If you’re an animation fan, then there’s a pretty good chance you’ve heard about The Thief and the Cobbler. It an independent film made by the animation director of the movie Who Framed Roger Rabbit, Richard Williams, and which took about 30 years to make. Williams started working on it as early as 1964, but got kicked out of his own project and the film ended up becoming an unoriginal Aladdin rip-off in 1993, when it first aired under Miramax. Now which film ripped-off which is a matter of debate, but The Thief and the Cobbler definitely got the short end of the stick on this one.

Then, back in 2006, a huge Richard Williams fan by the name of Garrett Gilchrist, made a fan edited version of the film. He did this with the help of many film animators who once worked on the original movie.
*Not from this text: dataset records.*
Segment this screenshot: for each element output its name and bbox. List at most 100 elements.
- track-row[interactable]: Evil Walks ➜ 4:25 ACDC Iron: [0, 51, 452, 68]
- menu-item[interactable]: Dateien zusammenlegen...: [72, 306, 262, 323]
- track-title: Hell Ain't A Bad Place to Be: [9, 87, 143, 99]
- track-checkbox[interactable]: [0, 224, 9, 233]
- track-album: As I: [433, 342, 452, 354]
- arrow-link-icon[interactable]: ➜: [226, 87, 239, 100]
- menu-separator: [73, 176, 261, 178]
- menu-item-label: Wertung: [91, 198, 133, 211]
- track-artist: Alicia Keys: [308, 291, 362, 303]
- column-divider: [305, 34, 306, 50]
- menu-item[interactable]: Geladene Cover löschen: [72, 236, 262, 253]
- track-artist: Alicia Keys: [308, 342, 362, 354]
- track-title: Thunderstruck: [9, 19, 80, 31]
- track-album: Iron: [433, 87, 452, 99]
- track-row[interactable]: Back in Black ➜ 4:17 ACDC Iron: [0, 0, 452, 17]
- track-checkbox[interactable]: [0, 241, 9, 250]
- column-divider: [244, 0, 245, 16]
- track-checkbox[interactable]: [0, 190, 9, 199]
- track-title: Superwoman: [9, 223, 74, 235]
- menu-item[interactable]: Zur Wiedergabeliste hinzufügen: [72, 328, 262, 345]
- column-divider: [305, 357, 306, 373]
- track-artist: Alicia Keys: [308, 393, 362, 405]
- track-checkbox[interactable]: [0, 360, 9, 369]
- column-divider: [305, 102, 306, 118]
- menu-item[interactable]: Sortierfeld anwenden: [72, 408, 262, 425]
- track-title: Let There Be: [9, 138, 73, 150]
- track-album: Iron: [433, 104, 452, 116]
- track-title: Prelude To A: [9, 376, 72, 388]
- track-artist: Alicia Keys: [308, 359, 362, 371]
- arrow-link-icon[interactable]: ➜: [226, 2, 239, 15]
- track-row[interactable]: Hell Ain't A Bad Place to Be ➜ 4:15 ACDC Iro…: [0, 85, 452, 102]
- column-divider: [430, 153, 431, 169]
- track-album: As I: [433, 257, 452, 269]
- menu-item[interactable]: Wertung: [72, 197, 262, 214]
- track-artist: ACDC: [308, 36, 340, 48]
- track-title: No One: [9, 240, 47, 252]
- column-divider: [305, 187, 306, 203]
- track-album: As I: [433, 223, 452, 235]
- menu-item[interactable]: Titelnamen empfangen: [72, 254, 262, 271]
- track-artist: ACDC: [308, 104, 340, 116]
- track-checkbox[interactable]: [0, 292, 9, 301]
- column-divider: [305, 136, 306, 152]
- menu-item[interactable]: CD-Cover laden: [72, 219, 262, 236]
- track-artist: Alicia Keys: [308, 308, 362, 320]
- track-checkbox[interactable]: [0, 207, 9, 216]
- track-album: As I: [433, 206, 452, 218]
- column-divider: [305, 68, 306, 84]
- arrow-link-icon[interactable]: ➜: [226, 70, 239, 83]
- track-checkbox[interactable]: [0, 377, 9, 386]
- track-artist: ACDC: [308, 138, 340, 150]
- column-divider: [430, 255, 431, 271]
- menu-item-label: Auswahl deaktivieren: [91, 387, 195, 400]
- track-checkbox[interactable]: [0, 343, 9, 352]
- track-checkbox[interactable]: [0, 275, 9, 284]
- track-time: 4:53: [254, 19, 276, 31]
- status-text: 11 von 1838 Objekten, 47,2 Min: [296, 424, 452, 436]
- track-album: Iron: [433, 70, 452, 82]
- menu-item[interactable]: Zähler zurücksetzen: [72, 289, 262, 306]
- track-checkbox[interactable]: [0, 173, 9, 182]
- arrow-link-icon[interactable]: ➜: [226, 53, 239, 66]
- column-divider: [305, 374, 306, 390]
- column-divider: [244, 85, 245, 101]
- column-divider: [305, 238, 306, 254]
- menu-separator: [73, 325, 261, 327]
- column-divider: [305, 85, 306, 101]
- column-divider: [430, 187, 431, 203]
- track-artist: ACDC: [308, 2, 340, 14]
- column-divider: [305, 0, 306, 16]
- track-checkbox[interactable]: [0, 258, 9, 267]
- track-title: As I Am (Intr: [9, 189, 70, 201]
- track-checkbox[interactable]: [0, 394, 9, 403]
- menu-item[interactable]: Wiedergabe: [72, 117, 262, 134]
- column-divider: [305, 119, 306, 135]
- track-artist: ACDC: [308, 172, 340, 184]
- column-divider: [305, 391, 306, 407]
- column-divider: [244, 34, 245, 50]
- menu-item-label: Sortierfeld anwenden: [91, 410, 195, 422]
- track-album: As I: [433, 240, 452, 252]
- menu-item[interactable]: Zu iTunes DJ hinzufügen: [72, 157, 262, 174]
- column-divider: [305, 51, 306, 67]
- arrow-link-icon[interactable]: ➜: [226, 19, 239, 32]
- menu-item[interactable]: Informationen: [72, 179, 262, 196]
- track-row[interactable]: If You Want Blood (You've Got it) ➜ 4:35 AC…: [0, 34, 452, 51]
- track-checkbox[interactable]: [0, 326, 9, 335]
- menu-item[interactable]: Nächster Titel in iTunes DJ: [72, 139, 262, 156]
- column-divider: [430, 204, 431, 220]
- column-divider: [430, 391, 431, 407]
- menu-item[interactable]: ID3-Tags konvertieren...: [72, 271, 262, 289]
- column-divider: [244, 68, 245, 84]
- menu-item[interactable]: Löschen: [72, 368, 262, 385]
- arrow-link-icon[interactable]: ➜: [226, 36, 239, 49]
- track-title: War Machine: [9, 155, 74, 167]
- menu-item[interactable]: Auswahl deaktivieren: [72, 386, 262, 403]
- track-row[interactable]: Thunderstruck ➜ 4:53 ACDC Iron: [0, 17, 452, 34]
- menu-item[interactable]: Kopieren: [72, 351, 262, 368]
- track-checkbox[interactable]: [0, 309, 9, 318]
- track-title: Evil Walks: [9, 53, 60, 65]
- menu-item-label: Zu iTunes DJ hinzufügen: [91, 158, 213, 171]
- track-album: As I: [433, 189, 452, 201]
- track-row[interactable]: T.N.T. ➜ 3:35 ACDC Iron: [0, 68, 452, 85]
He tried thus to capture the original version Williams had in mind for this movie. Since 2006, several revisions have been made to the film and maybe others will come in the future. This fan edited version is The Recobbled Cut.

Even though the story seems to have many things happening at once, the plot is pretty much a strait forward one. Like in Aladdin and many others, the story is about “the boy” who meets “the girl” and then the boy has to save the day. This simplistic view works to the film’s advantage since the writing and character development are put in second place, in favor of the animation itself. A huge risk for any movie, but this time it really paid off.

Even though it may seem an overstatement to some, we believe that The Thief and the Cobbler has some of the greatest hand-drawn animations in movie history. For starters, the background animation has so much detail in it that it can show the entirety of the Golden City in just one view. This is one of the main reasons it took so long to create. The characters are drawn equally as well and work together with the background to even create optical illusions. But given the fact that this is a fan version of the movie, there are moments when the fantastic illusion is broken by rough sketches or story boarding. They don’t necessarily ruin the experience, but these moments come in suddenly and drastically change the look of the film.

The Recobbled Cut of the movie gives us an opportunity to see how Richard Williams would have envisioned his masterpiece if he was allowed to finish it. Even though it may look incomplete in some parts, it does tell the story in an amazing way, with some of the greatest animation out there.